Funding Based Restrictions
If the Adjusted Funding Target Attainment Percentage of the plan is less than 80 percent, it adjusts its funding target for this year. However, it does not have to be less than 60% against any other stipulation of the Plan. If the Plan’s adjusted funding target attainment percentage for a Plan Year is less than 80 percent but not less than 60 percent, a restriction shall apply.
This Plan is subject to change, modification, suspension, or termination by the action of the Board of Managers for General Motors LLC at any time. Except as required by the IRS for purposes of qualifying and deducting expenses under Sections 40 I. 404. and 50 I (a) of the Internal Revenue Code, you may not sell or exchange them for money or other items of value.
As long as any applicable collective bargaining agreement is still in effect, the company will respect employees’ rights to participate and benefits under their agreements. No such action shall work to recapture for General Motors LLC any contributions formerly made to the trustee or insurance company under the Plan.

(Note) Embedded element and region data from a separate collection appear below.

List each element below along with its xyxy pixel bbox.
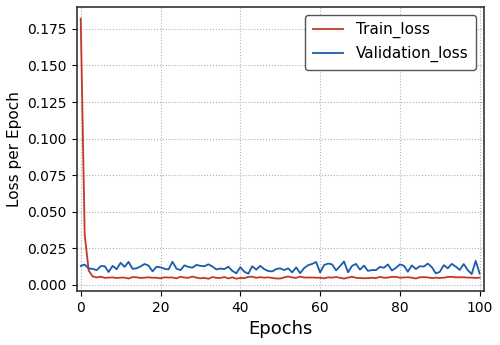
Validation_loss: [317, 270, 323, 275]
Train_loss: [106, 276, 112, 280]
Train_loss: [178, 275, 184, 279]
Validation_loss: [261, 267, 267, 271]
Validation_loss: [476, 272, 482, 276]
Validation_loss: [106, 270, 112, 274]
Legend: Train_loss, Validation_loss: Train_loss, Validation_loss: [305, 14, 476, 70]
Validation_loss: [468, 272, 474, 276]
X-axis label: Epochs: Epochs: [248, 320, 312, 338]
Train_loss: [476, 276, 482, 280]
Train_loss: [78, 17, 84, 21]
Validation_loss: [377, 265, 383, 269]
Y-axis label: Loss per Epoch: Loss per Epoch: [7, 91, 22, 207]
Line: Train_loss: Train_loss: [80, 19, 479, 279]
Line: Validation_loss: Validation_loss: [80, 261, 479, 274]
Validation_loss: [78, 264, 84, 268]
Train_loss: [381, 276, 387, 280]
Validation_loss: [178, 268, 184, 272]
Validation_loss: [472, 259, 478, 263]
Train_loss: [265, 275, 271, 279]
Validation_loss: [357, 268, 363, 272]
Train_loss: [206, 277, 212, 281]
Train_loss: [361, 276, 367, 280]
Train_loss: [321, 276, 327, 280]
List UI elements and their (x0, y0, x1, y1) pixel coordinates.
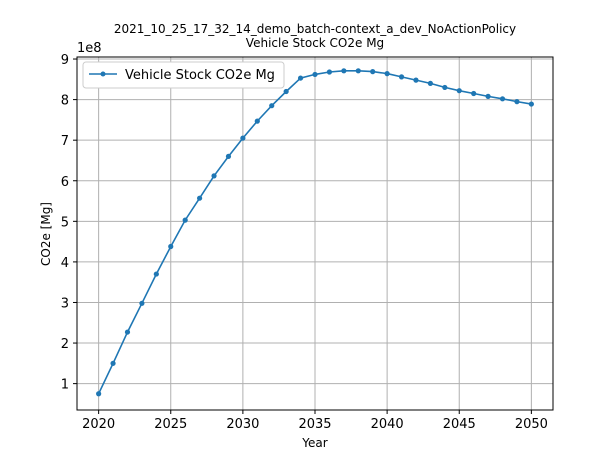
data-point (370, 69, 376, 75)
legend-box (82, 61, 285, 89)
y-tick-label: 5 (61, 215, 69, 230)
data-point (456, 88, 462, 94)
data-point (124, 329, 131, 335)
data-point (139, 300, 145, 306)
y-tick-label: 7 (61, 134, 69, 149)
plot-frame (76, 56, 554, 411)
x-tick-label: 2040 (371, 417, 404, 432)
chart-title: 2021_10_25_17_32_14_demo_batch-context_a… (114, 22, 516, 36)
data-point (442, 84, 448, 91)
data-point (283, 88, 289, 95)
data-point (485, 93, 491, 99)
data-point (528, 101, 534, 107)
data-point (312, 71, 318, 78)
legend: Vehicle Stock CO2e Mg (82, 61, 285, 89)
data-point (168, 243, 174, 250)
data-point (514, 99, 520, 105)
y-offset-label: 1e8 (77, 41, 102, 56)
data-point (499, 96, 506, 102)
y-tick-label: 1 (61, 378, 69, 393)
legend-point-marker (100, 71, 106, 77)
x-tick-label: 2025 (154, 417, 187, 432)
axis-ticks: 2020 2025 2030 2035 2040 2045 2050 1 2 3 4 5 6 7 8 9 (61, 53, 548, 432)
grid-lines (77, 57, 553, 410)
data-point (269, 103, 275, 109)
data-point (182, 217, 188, 223)
data-point (384, 71, 390, 77)
x-tick-label: 2045 (443, 417, 476, 432)
y-tick-label: 8 (61, 94, 69, 109)
y-tick-label: 9 (61, 53, 69, 68)
x-tick-label: 2035 (298, 417, 331, 432)
x-axis-label: Year (301, 436, 327, 450)
legend-entry-label: Vehicle Stock CO2e Mg (125, 68, 275, 83)
data-point (240, 135, 246, 141)
data-point (110, 360, 116, 366)
x-tick-label: 2030 (226, 417, 259, 432)
x-tick-label: 2050 (515, 417, 548, 432)
data-point (341, 68, 347, 74)
y-tick-label: 3 (61, 296, 69, 311)
y-tick-label: 4 (61, 256, 69, 271)
data-point (197, 195, 203, 201)
x-tick-label: 2020 (82, 417, 115, 432)
y-axis-label: CO2e [Mg] (39, 202, 53, 266)
data-point (355, 68, 361, 74)
data-point (297, 75, 304, 81)
data-point (427, 80, 433, 86)
y-tick-label: 2 (61, 337, 69, 352)
chart-subtitle: Vehicle Stock CO2e Mg (246, 36, 384, 50)
data-point (153, 271, 159, 277)
data-point (413, 77, 419, 83)
data-point (326, 69, 333, 75)
data-point (211, 173, 217, 179)
data-point (254, 118, 260, 124)
data-point (398, 74, 405, 80)
data-point (225, 153, 232, 160)
series-layer (96, 68, 534, 397)
y-tick-label: 6 (61, 175, 69, 190)
data-point (96, 391, 102, 397)
data-point (471, 90, 477, 97)
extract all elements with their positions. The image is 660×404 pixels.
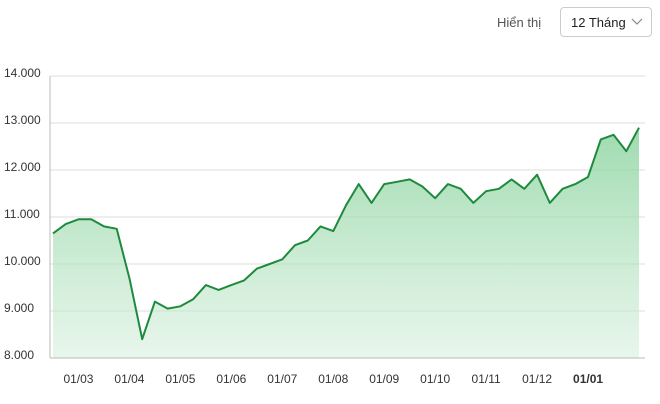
y-tick-label: 14.000 xyxy=(4,66,41,80)
y-tick-label: 9.000 xyxy=(4,301,34,315)
x-tick-label: 01/11 xyxy=(472,372,501,386)
y-tick-label: 8.000 xyxy=(4,348,34,362)
period-value[interactable]: 12 Tháng xyxy=(571,15,626,30)
x-tick-label: 01/10 xyxy=(420,372,450,386)
x-tick-label: 01/07 xyxy=(267,372,297,386)
x-tick-label: 01/08 xyxy=(318,372,348,386)
y-tick-label: 11.000 xyxy=(4,207,40,221)
x-tick-label: 01/12 xyxy=(522,372,552,386)
y-tick-label: 13.000 xyxy=(4,113,41,127)
x-tick-label: 01/09 xyxy=(369,372,399,386)
x-tick-label: 01/06 xyxy=(216,372,246,386)
price-line xyxy=(52,127,640,341)
period-label: Hiển thị xyxy=(497,15,542,30)
y-tick-label: 10.000 xyxy=(4,254,41,268)
y-tick-label: 12.000 xyxy=(4,160,41,174)
x-tick-label: 01/04 xyxy=(114,372,144,386)
period-select[interactable]: 12 Tháng xyxy=(560,7,652,37)
dropdown-arrow xyxy=(631,18,643,25)
x-tick-label: 01/03 xyxy=(63,372,93,386)
x-tick-label: 01/05 xyxy=(165,372,195,386)
x-tick-label: 01/01 xyxy=(573,372,603,386)
area-fill xyxy=(53,127,639,358)
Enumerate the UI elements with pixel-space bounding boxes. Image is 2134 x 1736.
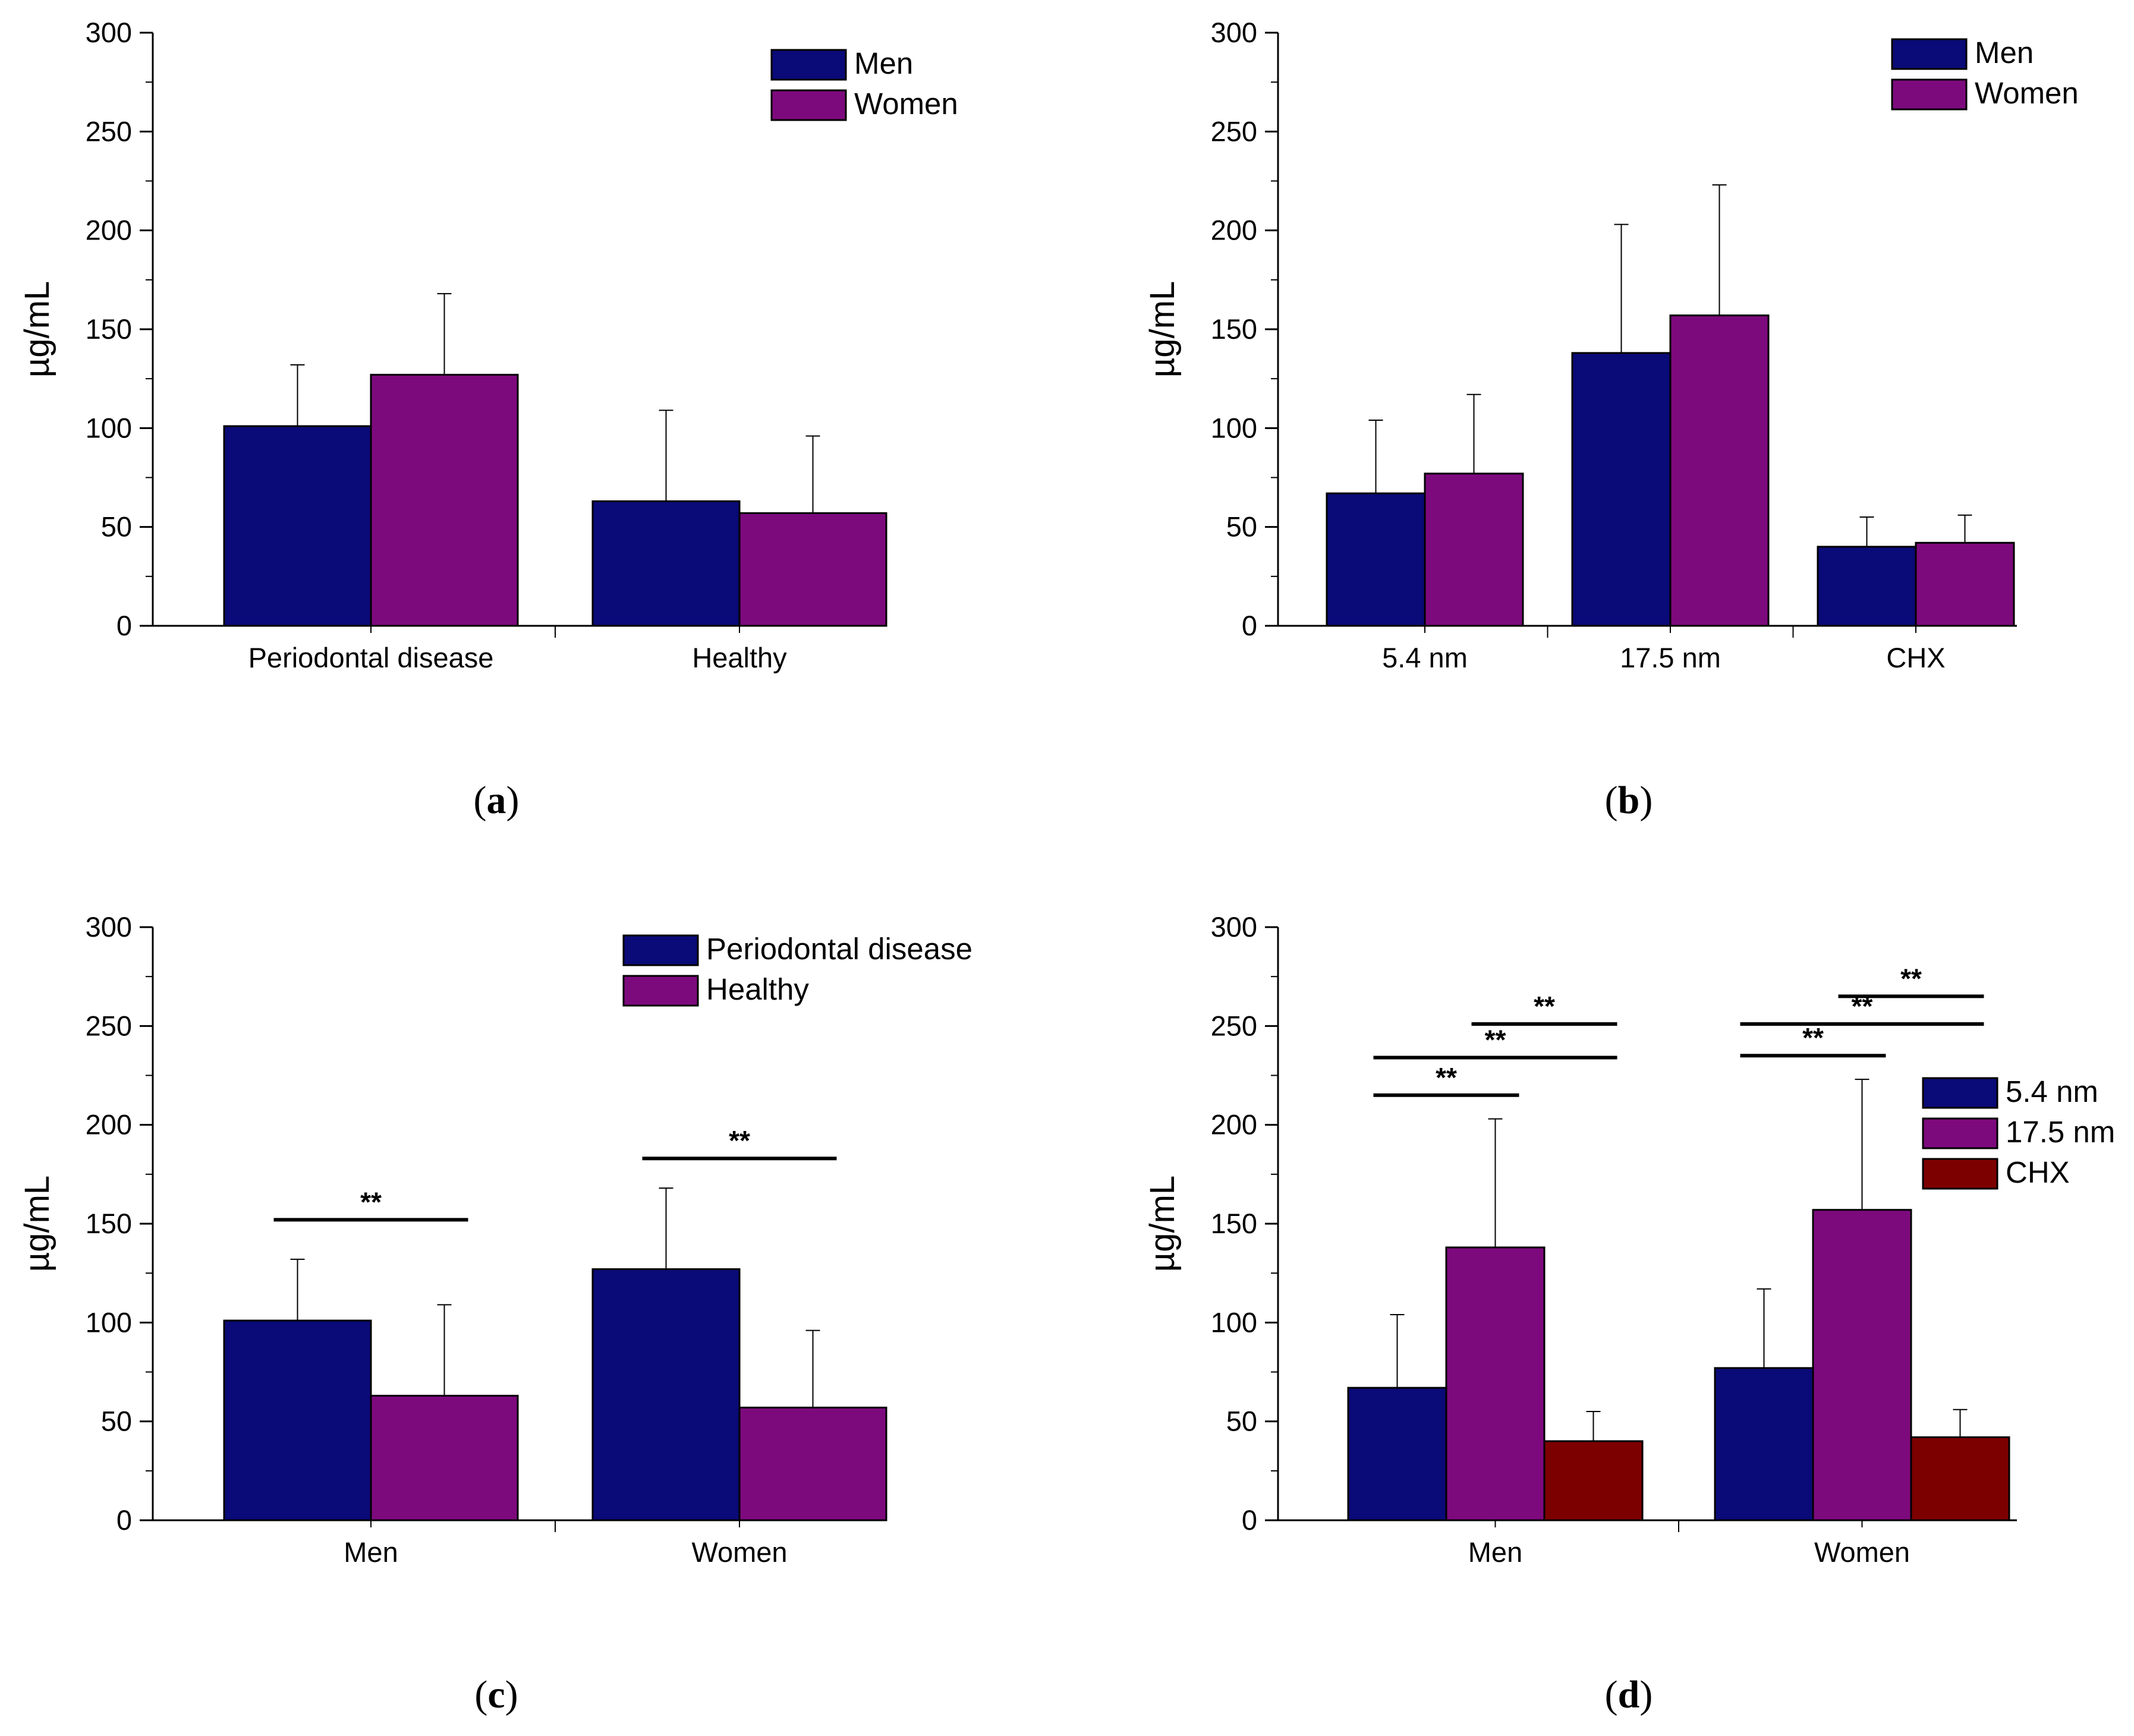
bar (1326, 492, 1426, 627)
y-tick-label: 50 (1226, 511, 1257, 543)
y-tick-label: 250 (1211, 115, 1257, 147)
legend-label: Women (1975, 76, 2079, 110)
y-tick-label: 250 (86, 1010, 132, 1041)
bar (1915, 541, 2015, 627)
y-tick-label: 100 (1211, 412, 1257, 443)
y-tick-label: 300 (1211, 17, 1257, 48)
legend-swatch (1922, 1077, 1998, 1109)
bar (1669, 314, 1770, 627)
x-tick-label: CHX (1886, 642, 1945, 673)
y-tick-label: 300 (1211, 911, 1257, 943)
bar (1424, 472, 1524, 627)
y-axis-label: µg/mL (1143, 281, 1182, 377)
legend-label: 5.4 nm (2006, 1075, 2098, 1108)
bar (1347, 1387, 1447, 1521)
y-tick-label: 0 (117, 610, 132, 641)
legend-swatch (1922, 1158, 1998, 1190)
y-tick-label: 150 (1211, 313, 1257, 345)
panel-label: (a) (474, 779, 520, 822)
y-tick-label: 200 (1211, 1109, 1257, 1140)
bar (1445, 1246, 1546, 1521)
x-tick-label: Men (1468, 1536, 1522, 1568)
bar (1543, 1440, 1644, 1521)
y-axis-label: µg/mL (18, 281, 56, 377)
panel-d: 0 50 100 150 200 250 300 Men Women µg/mL 5.4 nm 17.… (1143, 911, 2115, 1716)
significance-label: ** (1485, 1025, 1506, 1056)
y-tick-label: 50 (101, 1406, 132, 1437)
x-tick-label: Healthy (692, 642, 787, 673)
x-tick-label: 17.5 nm (1620, 642, 1721, 673)
legend-label: Periodontal disease (706, 932, 972, 966)
bar (738, 1406, 887, 1521)
significance-label: ** (1802, 1022, 1824, 1053)
panel-label: (c) (474, 1673, 518, 1716)
y-tick-label: 150 (1211, 1208, 1257, 1239)
legend-swatch (1891, 38, 1968, 70)
y-tick-label: 200 (86, 1109, 132, 1140)
panel-c: 0 50 100 150 200 250 300 Men Women µg/mL Periodont… (18, 911, 972, 1716)
y-tick-label: 250 (86, 115, 132, 147)
legend-swatch (1891, 78, 1968, 111)
significance-label: ** (729, 1125, 750, 1156)
legend-label: Healthy (706, 972, 809, 1006)
y-axis-label: µg/mL (18, 1176, 56, 1272)
y-tick-label: 150 (86, 313, 132, 345)
bar (223, 425, 372, 627)
legend-swatch (1922, 1117, 1998, 1149)
y-tick-label: 250 (1211, 1010, 1257, 1041)
bar (738, 512, 887, 627)
significance-label: ** (1534, 991, 1555, 1022)
bar (370, 374, 519, 627)
x-tick-label: 5.4 nm (1382, 642, 1468, 673)
panel-label: (b) (1605, 779, 1653, 822)
y-tick-label: 100 (86, 412, 132, 443)
panel-a: 0 50 100 150 200 250 300 Periodontal disease Hea… (18, 17, 958, 822)
legend-label: CHX (2006, 1155, 2070, 1189)
x-tick-label: Women (1814, 1536, 1910, 1568)
bar (1910, 1436, 2010, 1521)
bar (591, 1268, 741, 1521)
y-tick-label: 300 (86, 17, 132, 48)
y-tick-label: 200 (1211, 215, 1257, 246)
bar (370, 1394, 519, 1521)
y-tick-label: 50 (1226, 1406, 1257, 1437)
x-tick-label: Periodontal disease (248, 642, 494, 673)
significance-label: ** (360, 1186, 382, 1217)
y-tick-label: 0 (1242, 1504, 1257, 1536)
significance-label: ** (1900, 963, 1922, 994)
legend-swatch (770, 49, 847, 81)
panel-label: (d) (1605, 1673, 1653, 1716)
y-tick-label: 0 (117, 1504, 132, 1536)
y-tick-label: 300 (86, 911, 132, 943)
y-tick-label: 50 (101, 511, 132, 543)
y-tick-label: 100 (86, 1306, 132, 1338)
y-axis-label: µg/mL (1143, 1176, 1182, 1272)
bar (591, 500, 741, 627)
legend-swatch (770, 89, 847, 121)
legend-swatch (622, 975, 699, 1007)
y-tick-label: 100 (1211, 1306, 1257, 1338)
y-tick-label: 0 (1242, 610, 1257, 641)
x-tick-label: Women (691, 1536, 787, 1568)
bar (1571, 352, 1672, 627)
bar (1817, 546, 1917, 627)
legend-label: Men (854, 46, 913, 80)
panel-b: 0 50 100 150 200 250 300 5.4 nm 17.5 nm CHX µg/mL M… (1143, 17, 2079, 822)
bar (1714, 1367, 1814, 1521)
legend-label: Women (854, 87, 958, 121)
bar (1812, 1209, 1912, 1521)
x-tick-label: Men (344, 1536, 398, 1568)
y-tick-label: 150 (86, 1208, 132, 1239)
bar (223, 1319, 372, 1521)
legend-label: 17.5 nm (2006, 1115, 2115, 1149)
significance-label: ** (1436, 1062, 1457, 1093)
legend-swatch (622, 934, 699, 966)
legend-label: Men (1975, 36, 2034, 70)
y-tick-label: 200 (86, 215, 132, 246)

Excluding the extent necessary to meet the requirements of the Internal Revenue Service or any other governmental authority. To affect the pensions or supplements of employees adversely already retired or the trust fund or insured fund then protecting such pensions and supplements. Further, no such action can reduce or eliminate a Participant’s accrued benefits as of the date the amendment is adopted. and all of a Participant’s accrued benefits shall become nonforfeitable in the event of a Plan termination or partial termination
General Motors is one of the most successful and well-known car manufacturers in the world. They are committed to providing their employees with a secure future. That’s why they offer their workforce a Retirement Program that provides employees who are eligible for retirement benefits with early access to them in order to help ease the transition into retirement.